Concerning the Name

by Josh Mittleman
known in the SCA as Arval Benicoeur

©1998 by Josh Mittleman. All rights reserved

Last updated 15 July 1998

The name Miranda was invented by William Shakespeare for a character in his play "The Tempest", which was first performed about 1611. The name is a Latin word meaning "worthy to be admired" [1].

We have found no evidence that Miranda was used as a given name before this date. The first example we could find is in England in 1687; it appears again in New England in the 19th century and became somewhat popular in Britain and the United States in the 20th century [1].

We did find a single example of the name Admiranda in 1231-32, derived from Latin for "admired" [5]. There was a brief period, roughly 1200 to 1250, when there was an English fashion for coining fanciful women's names. By and large, these inventions didn't survive, and Admiranda was one of the unsuccessful ones.

Miranda is used as a surname in Iberia, derived from one of at least two place names: There is an ancient city Miranda de Ebro on the river Ebro in northern Spain and another Miranda do Douro on the river Douro in Portugal [2]. Miranda is a form of the verb mirar "to look (at)" and probably meant something like "look-out point" or "watchtower". We find the surname as Antonio de Miranda in 1531 and Bastiam de Myranda in 1533, both in Portugal [3]. However, we find no evidence that this surname was used as the basis for a given name: The re-use of surnames as given names is extraordinarily rare in both Spanish and Portuguese.

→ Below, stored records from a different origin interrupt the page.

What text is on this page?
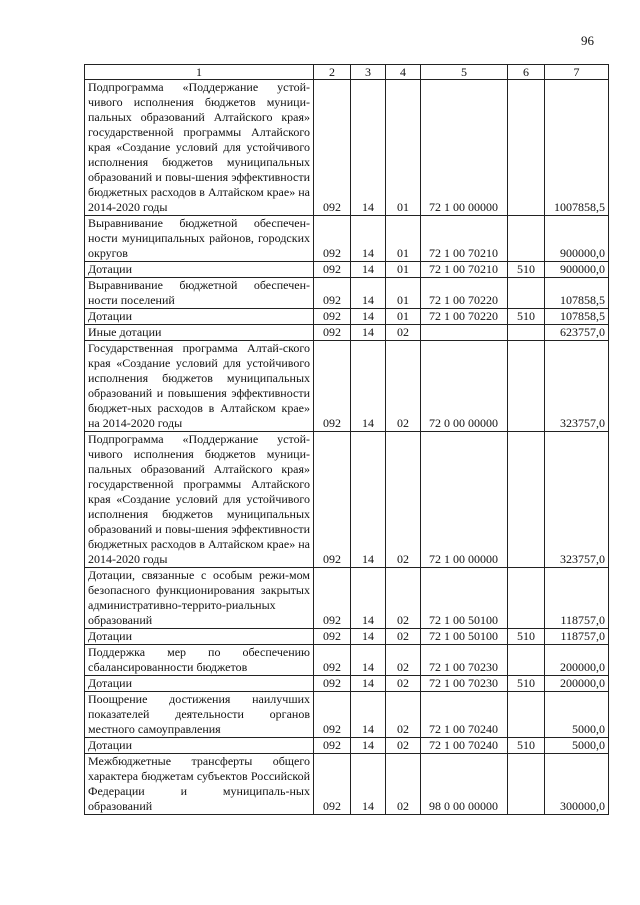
96
1	2	3	4	5	6	7
Подпрограмма «Поддержание устой-чивого исполнения бюджетов муници-пальных образований Алтайского края» государственной программы Алтайского края «Создание условий для устойчивого исполнения бюджетов муниципальных образований и повы-шения эффективности бюджетных расходов в Алтайском крае» на 2014-2020 годы	092	14	01	72 1 00 00000		1007858,5
Выравнивание бюджетной обеспечен-ности муниципальных районов, городских округов	092	14	01	72 1 00 70210		900000,0
Дотации	092	14	01	72 1 00 70210	510	900000,0
Выравнивание бюджетной обеспечен-ности поселений	092	14	01	72 1 00 70220		107858,5
Дотации	092	14	01	72 1 00 70220	510	107858,5
Иные дотации	092	14	02			623757,0
Государственная программа Алтай-ского края «Создание условий для устойчивого исполнения бюджетов муниципальных образований и повышения эффективности бюджет-ных расходов в Алтайском крае» на 2014-2020 годы	092	14	02	72 0 00 00000		323757,0
Подпрограмма «Поддержание устой-чивого исполнения бюджетов муници-пальных образований Алтайского края» государственной программы Алтайского края «Создание условий для устойчивого исполнения бюджетов муниципальных образований и повы-шения эффективности бюджетных расходов в Алтайском крае» на 2014-2020 годы	092	14	02	72 1 00 00000		323757,0
Дотации, связанные с особым режи-мом безопасного функционирования закрытых административно-террито-риальных образований	092	14	02	72 1 00 50100		118757,0
Дотации	092	14	02	72 1 00 50100	510	118757,0
Поддержка мер по обеспечению сбалансированности бюджетов	092	14	02	72 1 00 70230		200000,0
Дотации	092	14	02	72 1 00 70230	510	200000,0
Поощрение достижения наилучших показателей деятельности органов местного самоуправления	092	14	02	72 1 00 70240		5000,0
Дотации	092	14	02	72 1 00 70240	510	5000,0
Межбюджетные трансферты общего характера бюджетам субъектов Российской Федерации и муниципаль-ных образований	092	14	02	98 0 00 00000		300000,0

Mirande is a city in southern France, derived from the Old Occitan word miranda "watchtower". The place name naturally produced surnames [4]; but again we find no evidence that any of these surnames was used as a given name.

To summarize: Miranda does not appear to have been used as a given name before 1687 and did not come into regular usage until the 20th century.

Notes and References

[1] Withycombe, E.G., The Oxford Dictionary of English Christian Names, 3rd ed. (Oxford: Oxford University Press, 1988).

[2] The New York Times Atlas of the World (New York: Times Books, 1983).

[3] Ford, J.D.M., ed., Letters of John III, King of Portugal, 1521-1557 (Cambridge, MA: Harvard University Press, 1931).

[4] Morlet, Marie-Therese, Dictionnaire Étymologique des Noms de Famille (Librairie Acade/mique Perrin, 1997).

[5] Reaney, P. H., & R. M. Wilson, A Dictionary of English Surnames (London: Routledge, 1991; Oxford University Press, 1995), p.xl, cited from the Kent Feet of Fines.